What should be done?
First, the government must speak plainly. Say who remains captive. Say what is being done. Say what will not be done. Ambiguity feeds rumor and fear.
Second, the state must commit to ending the market for abduction. Paying ransoms, directly or indirectly, entrenches criminal economies. It invites repetition. A strategy that rewards terror cannot deliver safety.
Third, there must be accountability within security institutions. Who assessed the risk to the school. Who failed to prevent the attack. Who authorised public statements that lacked grounding. Accountability is not vengeance. It is the discipline that prevents recurrence.

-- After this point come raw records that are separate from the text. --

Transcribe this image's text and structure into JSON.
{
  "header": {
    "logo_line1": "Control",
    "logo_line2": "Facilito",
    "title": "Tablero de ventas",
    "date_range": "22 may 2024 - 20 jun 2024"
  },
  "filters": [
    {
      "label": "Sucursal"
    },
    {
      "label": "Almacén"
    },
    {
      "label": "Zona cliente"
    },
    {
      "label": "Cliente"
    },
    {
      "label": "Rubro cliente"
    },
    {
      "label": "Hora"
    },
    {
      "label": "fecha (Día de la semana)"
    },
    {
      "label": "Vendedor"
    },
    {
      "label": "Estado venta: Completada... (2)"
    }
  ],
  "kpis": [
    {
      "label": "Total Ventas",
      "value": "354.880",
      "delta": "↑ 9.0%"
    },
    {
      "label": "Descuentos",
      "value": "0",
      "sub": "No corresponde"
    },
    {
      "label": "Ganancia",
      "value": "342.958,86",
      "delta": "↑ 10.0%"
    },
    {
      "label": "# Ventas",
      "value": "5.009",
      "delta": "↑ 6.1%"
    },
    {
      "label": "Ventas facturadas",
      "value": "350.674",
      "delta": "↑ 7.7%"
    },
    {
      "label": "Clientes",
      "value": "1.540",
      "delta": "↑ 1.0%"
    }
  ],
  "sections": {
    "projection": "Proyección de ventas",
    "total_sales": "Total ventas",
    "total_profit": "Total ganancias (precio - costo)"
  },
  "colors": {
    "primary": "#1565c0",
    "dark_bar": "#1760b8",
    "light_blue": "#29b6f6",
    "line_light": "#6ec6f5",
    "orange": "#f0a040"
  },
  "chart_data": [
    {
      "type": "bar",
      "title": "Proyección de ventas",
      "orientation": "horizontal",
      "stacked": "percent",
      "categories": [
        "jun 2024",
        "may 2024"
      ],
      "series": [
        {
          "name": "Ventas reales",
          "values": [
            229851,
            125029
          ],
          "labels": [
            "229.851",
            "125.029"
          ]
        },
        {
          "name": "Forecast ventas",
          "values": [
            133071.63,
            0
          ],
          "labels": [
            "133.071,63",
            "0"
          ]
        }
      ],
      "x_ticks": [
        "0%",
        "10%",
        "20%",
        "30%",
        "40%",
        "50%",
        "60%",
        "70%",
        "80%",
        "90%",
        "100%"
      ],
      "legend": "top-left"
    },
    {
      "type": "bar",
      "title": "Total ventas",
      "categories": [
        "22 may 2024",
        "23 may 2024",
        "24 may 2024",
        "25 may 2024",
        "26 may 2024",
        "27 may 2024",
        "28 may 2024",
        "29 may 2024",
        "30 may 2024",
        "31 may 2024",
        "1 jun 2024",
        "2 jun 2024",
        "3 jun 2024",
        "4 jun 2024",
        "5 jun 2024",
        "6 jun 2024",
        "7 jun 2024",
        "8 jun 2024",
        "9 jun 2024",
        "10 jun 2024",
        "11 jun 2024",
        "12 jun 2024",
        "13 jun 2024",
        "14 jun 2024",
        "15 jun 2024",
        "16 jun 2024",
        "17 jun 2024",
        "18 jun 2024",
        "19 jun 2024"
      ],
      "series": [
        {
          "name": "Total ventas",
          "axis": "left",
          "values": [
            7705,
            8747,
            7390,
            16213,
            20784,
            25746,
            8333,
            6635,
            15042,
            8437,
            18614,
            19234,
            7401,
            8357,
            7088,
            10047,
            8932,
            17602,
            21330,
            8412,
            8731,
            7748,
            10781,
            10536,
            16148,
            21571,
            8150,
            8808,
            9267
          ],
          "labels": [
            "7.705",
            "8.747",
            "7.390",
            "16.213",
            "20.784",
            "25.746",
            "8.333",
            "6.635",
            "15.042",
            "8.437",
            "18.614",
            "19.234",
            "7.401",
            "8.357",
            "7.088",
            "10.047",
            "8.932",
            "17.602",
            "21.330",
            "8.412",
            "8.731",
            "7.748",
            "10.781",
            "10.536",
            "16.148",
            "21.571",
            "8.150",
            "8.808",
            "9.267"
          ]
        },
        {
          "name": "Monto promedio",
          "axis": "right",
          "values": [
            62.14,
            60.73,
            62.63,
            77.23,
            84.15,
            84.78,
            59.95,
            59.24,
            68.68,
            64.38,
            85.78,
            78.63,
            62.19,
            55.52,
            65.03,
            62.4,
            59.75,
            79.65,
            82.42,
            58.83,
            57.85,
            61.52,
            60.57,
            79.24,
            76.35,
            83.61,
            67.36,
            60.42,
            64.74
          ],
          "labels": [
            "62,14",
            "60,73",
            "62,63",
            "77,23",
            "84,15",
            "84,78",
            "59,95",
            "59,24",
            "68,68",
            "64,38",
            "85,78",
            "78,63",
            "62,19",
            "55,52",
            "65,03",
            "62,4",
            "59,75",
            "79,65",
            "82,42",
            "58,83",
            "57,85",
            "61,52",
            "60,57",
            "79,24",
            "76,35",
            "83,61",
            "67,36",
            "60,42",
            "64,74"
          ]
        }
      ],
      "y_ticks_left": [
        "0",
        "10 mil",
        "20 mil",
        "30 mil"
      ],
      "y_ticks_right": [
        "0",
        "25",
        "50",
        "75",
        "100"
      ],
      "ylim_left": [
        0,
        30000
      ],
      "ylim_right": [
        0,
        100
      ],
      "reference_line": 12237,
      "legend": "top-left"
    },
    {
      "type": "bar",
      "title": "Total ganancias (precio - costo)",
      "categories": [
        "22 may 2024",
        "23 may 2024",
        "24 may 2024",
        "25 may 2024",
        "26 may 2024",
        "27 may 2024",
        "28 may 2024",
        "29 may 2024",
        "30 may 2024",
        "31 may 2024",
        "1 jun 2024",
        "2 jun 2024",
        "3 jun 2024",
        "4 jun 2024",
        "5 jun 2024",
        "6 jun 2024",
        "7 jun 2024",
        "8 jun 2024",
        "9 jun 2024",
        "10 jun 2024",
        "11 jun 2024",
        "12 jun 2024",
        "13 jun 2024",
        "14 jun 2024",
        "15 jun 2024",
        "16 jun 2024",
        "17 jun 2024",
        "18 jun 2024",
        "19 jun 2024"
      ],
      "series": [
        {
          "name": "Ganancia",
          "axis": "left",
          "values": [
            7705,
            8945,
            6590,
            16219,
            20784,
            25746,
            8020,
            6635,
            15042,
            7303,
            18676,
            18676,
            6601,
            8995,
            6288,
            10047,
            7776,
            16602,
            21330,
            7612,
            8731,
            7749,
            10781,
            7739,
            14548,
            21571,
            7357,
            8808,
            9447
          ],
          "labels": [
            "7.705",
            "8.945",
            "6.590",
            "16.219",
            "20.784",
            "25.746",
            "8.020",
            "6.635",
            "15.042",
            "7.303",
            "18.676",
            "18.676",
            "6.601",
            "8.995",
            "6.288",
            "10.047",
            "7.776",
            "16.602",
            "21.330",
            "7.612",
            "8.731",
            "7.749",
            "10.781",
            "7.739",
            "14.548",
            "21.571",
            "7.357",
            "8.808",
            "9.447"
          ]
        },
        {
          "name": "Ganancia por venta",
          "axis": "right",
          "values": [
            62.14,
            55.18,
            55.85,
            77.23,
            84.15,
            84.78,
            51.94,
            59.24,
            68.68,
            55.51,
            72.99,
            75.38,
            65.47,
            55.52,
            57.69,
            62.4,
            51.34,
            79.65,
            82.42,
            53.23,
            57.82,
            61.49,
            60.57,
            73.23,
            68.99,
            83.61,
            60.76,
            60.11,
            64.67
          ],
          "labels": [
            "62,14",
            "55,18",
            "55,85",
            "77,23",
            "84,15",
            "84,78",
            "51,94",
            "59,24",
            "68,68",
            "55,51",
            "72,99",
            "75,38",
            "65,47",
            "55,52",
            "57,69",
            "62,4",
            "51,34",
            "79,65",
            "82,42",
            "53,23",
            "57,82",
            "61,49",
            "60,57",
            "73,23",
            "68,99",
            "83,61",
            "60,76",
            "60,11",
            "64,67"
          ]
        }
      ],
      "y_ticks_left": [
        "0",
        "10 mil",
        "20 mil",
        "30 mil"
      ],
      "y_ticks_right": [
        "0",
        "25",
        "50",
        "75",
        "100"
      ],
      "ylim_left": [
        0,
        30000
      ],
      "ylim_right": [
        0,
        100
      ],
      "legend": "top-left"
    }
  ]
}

Fourth, support for the families must be visible and sustained. Counseling, medical care, and financial assistance should not depend on headlines. Trauma lingers after cameras move on. The state must remain present when attention fades.
Finally, there must be a national reckoning with the conditions that allow terror to recruit and operate. Policing, intelligence, community trust, and justice must align. Words alone will by not rescue children. Policies that center human life might. Do the children know it is Christmas? They may know the sound of distant bells carried by memory. They may count days by the return of light. They may hold on to a prayer learned at home or school. What they deserve is more than hope. They deserve a country that acts as if their lives matter. When Christmas morning arrives, it will not be enough to wish peace. Peace is built through protection and truth. Until every child is home, the season remains unfinished. The government must choose whether it stands with the children or hides behind assurances. Our country watches. The parents wait. The children endure; but the question which remains unanswered is: do they know it is Christmas?
Editor’s Note: Shortly after PACESETTER received this week’s column for publication yesterday, Sunday, December 21, 2025, the abducted students were released. We have gone ahead to publish this piece for historical and academic purposes.